Contributors
Travis Rowley: Union tactics stifle vital conversation
01:00 AM EST on Friday, January 23, 2009
UNIONS, the engine of the Rhode Island left, are all propaganda — all the time.
The first step for the National Education Association Rhode Island (NEARI) in conducting the perfect propaganda performance at the Jan. 13 East Providence School Committee meeting was to make sure that their supporters engulfed the high-school auditorium, where the gathering took place. Many of the union’s unruly enthusiasts were not from East Providence but were imported.
Mission accomplished. About 90 percent of the crowd was clearly in support of the teachers union.
“Last night was a great night in East Providence. Teachers and supporters showed the public that the real support is with them, not the School Committee,” NEARI representative Patrick Crowley reported, revealing how unions cultivate their image as a victimized group, armed with the support of the majority.
Shortly before the meeting began, the restless crowd assembled casually. Suddenly, when the light from the news cameras flashed across the auditorium, the crowd erupted by hurling pro-union slogans toward the cameras — right on the cameras’ cue (almost as if they had done this before).
But manufacturing a false impression of popular support was merely the first act of deception. During the meeting, several figures in the audience became targets of Crowley’s intimidation. His actions perfectly illustrated just how deviously calculated some union maneuvers are.
One of Crowley’s targets was consultant Lisa Blais, in whose face he intrusively pointed a hand-sized camera several times. Karin Gorman of Rhode Islanders for Illegal Immigration Law Enforcement (RIILE) was taunted by this professional miscreant as well. “[Are you] adding union-busting to [your] racial-profiling work?” he mocked. He then derisively asked Rhode Island Statewide Coalition (RISC) President Harry Staley if he was there “representing the millionaire Watch Hill crowd?”
Such provocation was intended to incite an incident, hopefully an unfriendly backlash caught on film that would serve as faulty evidence of the crudeness of those people standing athwart the NEARI’s attempt to bankrupt East Providence.
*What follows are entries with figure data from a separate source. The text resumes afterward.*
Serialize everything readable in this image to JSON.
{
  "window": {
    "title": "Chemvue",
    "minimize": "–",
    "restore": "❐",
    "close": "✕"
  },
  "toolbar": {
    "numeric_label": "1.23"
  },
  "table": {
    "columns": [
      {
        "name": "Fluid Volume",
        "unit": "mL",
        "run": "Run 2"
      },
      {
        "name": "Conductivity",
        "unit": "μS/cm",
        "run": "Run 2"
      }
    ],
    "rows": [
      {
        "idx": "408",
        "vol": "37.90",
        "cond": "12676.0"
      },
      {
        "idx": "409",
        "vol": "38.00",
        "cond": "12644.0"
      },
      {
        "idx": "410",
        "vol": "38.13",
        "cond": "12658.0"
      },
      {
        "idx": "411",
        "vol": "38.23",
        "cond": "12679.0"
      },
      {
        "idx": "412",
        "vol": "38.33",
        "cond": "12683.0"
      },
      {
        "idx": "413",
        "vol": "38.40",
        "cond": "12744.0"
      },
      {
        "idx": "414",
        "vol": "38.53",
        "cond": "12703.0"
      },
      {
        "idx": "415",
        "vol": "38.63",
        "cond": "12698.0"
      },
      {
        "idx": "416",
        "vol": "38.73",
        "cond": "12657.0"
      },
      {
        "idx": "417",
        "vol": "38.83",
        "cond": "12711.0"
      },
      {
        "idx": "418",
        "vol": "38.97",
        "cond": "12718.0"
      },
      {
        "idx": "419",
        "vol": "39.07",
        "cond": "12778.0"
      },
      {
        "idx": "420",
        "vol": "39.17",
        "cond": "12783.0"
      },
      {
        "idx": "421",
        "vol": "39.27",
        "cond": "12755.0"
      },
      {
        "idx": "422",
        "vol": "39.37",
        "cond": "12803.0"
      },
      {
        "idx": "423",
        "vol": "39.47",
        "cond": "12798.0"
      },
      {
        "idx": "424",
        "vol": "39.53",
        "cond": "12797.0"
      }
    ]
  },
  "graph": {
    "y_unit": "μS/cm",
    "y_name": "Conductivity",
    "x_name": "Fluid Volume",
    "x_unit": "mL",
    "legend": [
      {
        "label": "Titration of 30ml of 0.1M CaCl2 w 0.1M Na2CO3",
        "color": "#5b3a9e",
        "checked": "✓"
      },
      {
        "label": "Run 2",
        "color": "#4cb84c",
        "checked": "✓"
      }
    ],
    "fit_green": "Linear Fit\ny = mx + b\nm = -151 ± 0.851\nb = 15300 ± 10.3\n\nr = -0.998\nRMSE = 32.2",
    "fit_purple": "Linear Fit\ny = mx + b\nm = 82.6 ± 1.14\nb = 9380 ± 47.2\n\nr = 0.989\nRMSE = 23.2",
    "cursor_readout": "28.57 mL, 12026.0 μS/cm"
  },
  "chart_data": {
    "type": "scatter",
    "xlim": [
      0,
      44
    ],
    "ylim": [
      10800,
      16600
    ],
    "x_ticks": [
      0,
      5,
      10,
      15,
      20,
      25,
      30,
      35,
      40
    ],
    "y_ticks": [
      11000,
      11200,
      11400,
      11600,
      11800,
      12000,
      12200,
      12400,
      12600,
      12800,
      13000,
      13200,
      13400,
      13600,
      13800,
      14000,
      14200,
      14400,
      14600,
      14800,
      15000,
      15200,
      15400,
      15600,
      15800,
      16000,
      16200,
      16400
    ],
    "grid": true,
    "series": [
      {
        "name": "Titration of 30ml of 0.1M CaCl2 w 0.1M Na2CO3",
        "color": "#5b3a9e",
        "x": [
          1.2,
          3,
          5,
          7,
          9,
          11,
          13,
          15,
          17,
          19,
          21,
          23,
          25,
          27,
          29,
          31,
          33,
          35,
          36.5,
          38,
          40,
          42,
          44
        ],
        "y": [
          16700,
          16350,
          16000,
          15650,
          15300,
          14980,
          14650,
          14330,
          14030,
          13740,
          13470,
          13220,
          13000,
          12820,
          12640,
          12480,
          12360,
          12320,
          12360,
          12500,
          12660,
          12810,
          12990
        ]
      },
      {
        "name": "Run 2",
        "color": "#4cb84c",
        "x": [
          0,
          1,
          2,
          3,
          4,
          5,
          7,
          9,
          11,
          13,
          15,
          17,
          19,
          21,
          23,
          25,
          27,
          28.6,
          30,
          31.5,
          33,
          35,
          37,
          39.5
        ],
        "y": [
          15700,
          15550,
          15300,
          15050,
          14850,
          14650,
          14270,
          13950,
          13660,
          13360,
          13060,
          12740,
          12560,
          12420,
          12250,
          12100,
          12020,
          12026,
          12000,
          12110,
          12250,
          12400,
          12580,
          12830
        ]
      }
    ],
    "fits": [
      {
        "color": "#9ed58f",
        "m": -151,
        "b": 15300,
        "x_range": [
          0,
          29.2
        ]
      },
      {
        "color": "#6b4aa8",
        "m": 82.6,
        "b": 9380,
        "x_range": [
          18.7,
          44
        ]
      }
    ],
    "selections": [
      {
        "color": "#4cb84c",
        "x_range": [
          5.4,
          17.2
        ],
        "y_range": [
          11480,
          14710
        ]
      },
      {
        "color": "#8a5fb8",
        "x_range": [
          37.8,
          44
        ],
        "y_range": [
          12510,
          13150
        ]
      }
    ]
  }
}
Worse than Crowley’s pushy tactics, however, was this instigator’s disingenuous recap of his own actions. Despite receiving little ammunition, he still managed to propagandize these altercations on a left-wing blog. While failing to mention his provocative videotaping, he reported that, after confronting Staley, “one of the lovely people with him said to me, ‘What are you, a member of Hamas?’ Lovely to know what they really think of people.”
Union propagandists are well aware of the charge of indecency often levied against them, so they seek to reverse it. Accuse your accuser — one of the oldest tricks in the book. But then again, unions haven’t had a new idea in decades.
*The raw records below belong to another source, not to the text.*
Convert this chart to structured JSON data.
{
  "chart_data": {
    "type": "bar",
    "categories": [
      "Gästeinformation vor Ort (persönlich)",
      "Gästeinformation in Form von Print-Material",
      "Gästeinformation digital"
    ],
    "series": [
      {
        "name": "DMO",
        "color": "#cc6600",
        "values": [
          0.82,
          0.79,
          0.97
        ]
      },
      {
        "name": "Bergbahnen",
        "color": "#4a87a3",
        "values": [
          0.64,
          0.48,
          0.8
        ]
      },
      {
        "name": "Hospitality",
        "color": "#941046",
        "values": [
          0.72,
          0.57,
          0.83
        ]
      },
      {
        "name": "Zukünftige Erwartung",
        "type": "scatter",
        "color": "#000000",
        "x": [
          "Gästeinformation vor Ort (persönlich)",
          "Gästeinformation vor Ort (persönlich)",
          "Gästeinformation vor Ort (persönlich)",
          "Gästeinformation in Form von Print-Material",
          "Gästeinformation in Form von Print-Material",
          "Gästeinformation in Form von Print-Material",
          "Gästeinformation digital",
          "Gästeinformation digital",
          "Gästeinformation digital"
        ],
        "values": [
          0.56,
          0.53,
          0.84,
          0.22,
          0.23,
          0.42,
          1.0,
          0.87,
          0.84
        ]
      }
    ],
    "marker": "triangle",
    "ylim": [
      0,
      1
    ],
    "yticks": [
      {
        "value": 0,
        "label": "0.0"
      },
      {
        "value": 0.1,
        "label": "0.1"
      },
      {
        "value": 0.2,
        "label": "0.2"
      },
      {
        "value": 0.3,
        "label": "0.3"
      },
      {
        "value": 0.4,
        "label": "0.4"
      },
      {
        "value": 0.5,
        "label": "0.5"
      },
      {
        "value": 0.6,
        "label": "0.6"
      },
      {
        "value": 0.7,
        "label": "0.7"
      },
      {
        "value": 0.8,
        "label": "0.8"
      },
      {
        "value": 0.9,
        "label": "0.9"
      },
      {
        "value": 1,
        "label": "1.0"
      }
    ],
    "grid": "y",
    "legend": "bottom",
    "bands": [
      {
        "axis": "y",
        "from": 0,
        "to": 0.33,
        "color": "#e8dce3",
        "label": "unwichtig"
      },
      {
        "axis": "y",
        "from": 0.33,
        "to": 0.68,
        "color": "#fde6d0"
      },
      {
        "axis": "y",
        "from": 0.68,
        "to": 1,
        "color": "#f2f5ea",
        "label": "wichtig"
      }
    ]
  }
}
All of Crowley’s sophomoric charades were occurring while others continuously disrupted the dignity of the meeting, forcing the committee to hurdle abusive heckling throughout the entire night.
When it came time for the public comments portion of the evening, the first three to approach the podium all expressed their solidarity with union interests. None were interrupted.
True to totalitarian form, however, the fourth speaker was shouted down once the crowd recognized his support for the committee. The union’s heightening hostility became irrepressible, and the committee was forced to adjourn what had become a dysfunctional meeting. Police officers escorted the committee members from the auditorium.
The audio from this disruptive uproar confirms my account of the meeting’s close. So do all the news reports. Yet, this is how NEARI characterized it: “Actually, what happened was that after teachers were cheering for a former School Committee member who was about to speak in support of the teachers, the meeting was shut down. Obviously, [committee chairman] Tony Carcieri can’t handle the criticism.”
Just another lie.
As committee members prepared themselves to take questions from the media, dozens of union supporters pressed themselves against the stage. A few minutes passed before a camera was being focused on Chairman Carcieri. From 15 feet away, the thugs roared, drowning any chance for a substantive interview with the press.
The union had succeeded in keeping the committee’s perspective from public ears.
Carcieri stood for several more minutes on the auditorium stage with a police presence, waiting for the crowd to dissipate. Two men waited by the end of the stage where Carcieri would eventually have to pass. When he finally made his way over, the two men prompted a verbal scuffle. Without the presence of the officers, the situation probably would have escalated (which is what the two men were hoping for).
But what makes seemingly normal citizens behave so thuggishly? And why do unions harness so masterfully the art of dishonest propaganda?
It’s actually rather simple. The ideology of the collective is abrasive to the capitalist fabric that most Americans subscribe to, so unions long ago were forced to adopt a decrepit subculture of radicalism that compels them to invoke fascist political strategies. Their methods include the evasion of debate, the promotion of class warfare, and the flattering portrayal of themselves as “workers” and “community heroes.”
Oh, and don’t forget flat-out lying.